Our study showed microbial contaminations, found on computer keyboard surfaces, that effect multiple-users. For example, contamination possibilities by individuals, carrying bacteria, such Staphylococcus aureus was high. Moreover, it was also found that isolated microorganisms able to be viable and persist for a period of time on these surfaces. It is suggested that computer keyboards and door handles in a institution probably act as a tool for pathogenic organisms transmission23.
The University, Health ministry, related offices, through the appropriate agencies, should also set a standard and from time to time in such organization, it must be monitor the practices, as this will go a long way in reducing micro-biological and other hazards associated with contaminated surfaces.
We recommended that clean hands as well as having hygiene tools must be adopted whenever doors handles and computers keyboards will be used in order to reduce the microbial transmission.
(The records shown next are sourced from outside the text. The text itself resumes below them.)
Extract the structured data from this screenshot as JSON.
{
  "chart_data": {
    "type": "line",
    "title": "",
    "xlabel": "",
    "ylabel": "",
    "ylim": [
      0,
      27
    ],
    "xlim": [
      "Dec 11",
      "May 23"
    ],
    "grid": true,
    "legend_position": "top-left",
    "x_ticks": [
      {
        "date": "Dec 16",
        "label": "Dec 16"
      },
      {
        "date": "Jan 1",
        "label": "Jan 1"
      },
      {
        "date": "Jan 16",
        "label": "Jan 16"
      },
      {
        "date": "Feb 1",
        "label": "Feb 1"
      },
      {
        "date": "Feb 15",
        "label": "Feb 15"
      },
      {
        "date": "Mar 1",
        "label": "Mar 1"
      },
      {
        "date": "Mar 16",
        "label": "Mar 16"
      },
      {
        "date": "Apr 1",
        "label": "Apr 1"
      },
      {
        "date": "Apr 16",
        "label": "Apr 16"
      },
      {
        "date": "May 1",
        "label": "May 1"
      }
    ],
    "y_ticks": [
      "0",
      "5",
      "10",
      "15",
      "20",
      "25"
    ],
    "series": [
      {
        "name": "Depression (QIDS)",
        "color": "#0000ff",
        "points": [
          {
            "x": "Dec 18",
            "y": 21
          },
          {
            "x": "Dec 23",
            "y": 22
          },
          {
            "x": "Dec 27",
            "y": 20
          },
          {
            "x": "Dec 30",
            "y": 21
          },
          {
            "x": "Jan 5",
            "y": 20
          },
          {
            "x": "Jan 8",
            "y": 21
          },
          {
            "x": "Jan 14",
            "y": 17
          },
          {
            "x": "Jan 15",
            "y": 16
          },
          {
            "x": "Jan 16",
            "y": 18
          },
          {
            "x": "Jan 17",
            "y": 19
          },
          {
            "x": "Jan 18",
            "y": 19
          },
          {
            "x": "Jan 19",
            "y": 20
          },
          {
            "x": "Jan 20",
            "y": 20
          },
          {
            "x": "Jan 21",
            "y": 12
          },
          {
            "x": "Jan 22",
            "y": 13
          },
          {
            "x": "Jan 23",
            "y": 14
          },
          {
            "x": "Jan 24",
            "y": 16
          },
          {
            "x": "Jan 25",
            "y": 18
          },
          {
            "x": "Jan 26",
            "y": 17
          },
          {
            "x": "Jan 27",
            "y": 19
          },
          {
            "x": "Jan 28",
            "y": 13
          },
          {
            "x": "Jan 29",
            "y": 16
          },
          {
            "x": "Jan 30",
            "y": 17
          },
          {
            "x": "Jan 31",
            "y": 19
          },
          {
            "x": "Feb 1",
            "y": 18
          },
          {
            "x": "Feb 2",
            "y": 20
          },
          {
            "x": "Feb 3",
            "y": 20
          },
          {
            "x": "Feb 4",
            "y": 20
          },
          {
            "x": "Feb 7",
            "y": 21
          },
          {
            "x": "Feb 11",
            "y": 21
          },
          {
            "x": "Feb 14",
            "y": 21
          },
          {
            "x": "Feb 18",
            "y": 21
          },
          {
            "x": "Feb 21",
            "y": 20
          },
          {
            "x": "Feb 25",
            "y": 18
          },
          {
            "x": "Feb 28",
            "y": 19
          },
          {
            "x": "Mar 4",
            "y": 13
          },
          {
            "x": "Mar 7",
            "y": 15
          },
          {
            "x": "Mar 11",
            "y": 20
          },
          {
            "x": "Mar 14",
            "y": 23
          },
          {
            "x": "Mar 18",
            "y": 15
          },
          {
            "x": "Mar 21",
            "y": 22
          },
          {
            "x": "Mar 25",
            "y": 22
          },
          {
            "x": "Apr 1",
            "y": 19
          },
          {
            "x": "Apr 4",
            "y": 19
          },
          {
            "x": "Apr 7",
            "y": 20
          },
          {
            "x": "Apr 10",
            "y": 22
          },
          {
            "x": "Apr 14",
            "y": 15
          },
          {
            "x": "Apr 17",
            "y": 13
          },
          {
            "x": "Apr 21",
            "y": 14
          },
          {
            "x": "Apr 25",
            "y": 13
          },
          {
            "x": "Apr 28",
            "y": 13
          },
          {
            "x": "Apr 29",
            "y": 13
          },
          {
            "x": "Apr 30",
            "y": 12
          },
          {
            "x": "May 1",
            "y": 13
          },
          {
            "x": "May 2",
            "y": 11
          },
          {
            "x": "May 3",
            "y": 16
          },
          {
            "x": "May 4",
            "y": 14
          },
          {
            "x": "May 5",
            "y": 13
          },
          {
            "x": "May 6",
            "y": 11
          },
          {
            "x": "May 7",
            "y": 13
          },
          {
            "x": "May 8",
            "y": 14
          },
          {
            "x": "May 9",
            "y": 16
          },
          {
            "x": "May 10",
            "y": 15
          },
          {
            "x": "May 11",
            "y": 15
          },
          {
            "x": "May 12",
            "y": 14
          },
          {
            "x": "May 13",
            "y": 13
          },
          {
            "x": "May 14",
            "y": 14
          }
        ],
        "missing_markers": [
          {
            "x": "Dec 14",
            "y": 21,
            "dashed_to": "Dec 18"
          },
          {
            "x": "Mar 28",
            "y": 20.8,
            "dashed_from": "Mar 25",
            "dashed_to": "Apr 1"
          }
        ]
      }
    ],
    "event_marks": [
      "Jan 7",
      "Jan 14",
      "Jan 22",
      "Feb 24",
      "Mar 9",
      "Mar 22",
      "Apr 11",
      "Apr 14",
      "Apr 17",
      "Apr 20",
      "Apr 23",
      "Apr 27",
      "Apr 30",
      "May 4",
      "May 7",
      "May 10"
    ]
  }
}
The procedure of cleansing is to diminish the microbial load on the strong surfaces. Microorganisms are all over the place, including the air around us, it is along these lines extraordinarily suggested that hand-washing cleanliness ought to be received prior and then afterward utilizing the entry ways handles and PCs consoles to diminish the microbial transmission.
We conclude that there was a less awareness about hygienic manner importance at the location of study, including usage of doors handles and keyboards. This could raise risks of these surfaces to act as sources of potential pathogens. Therefore, we need to enhance awareness of public health sector to awake their responsibilities including public awareness enhancement using lectures, seminars, and training workshops about potential risks in using of contaminated surfaces by reducing cross-transmission fungal and bacterial infections risks.
The authors are thankful to department of Ecology in College of Science, University of Kufa. The authors thank the students, employees and lecturers accommodating in samples collection.
Conflicts Of Interest
The authors declare that there is no conflicts of interest.
All authors have made substantial, direct and intellectual contribution to the work and approved it for publication.
All datasets generated or analyzed during this study are included in the manuscript.
This article does not contain any studies with human participants or animals performed by any of the authors.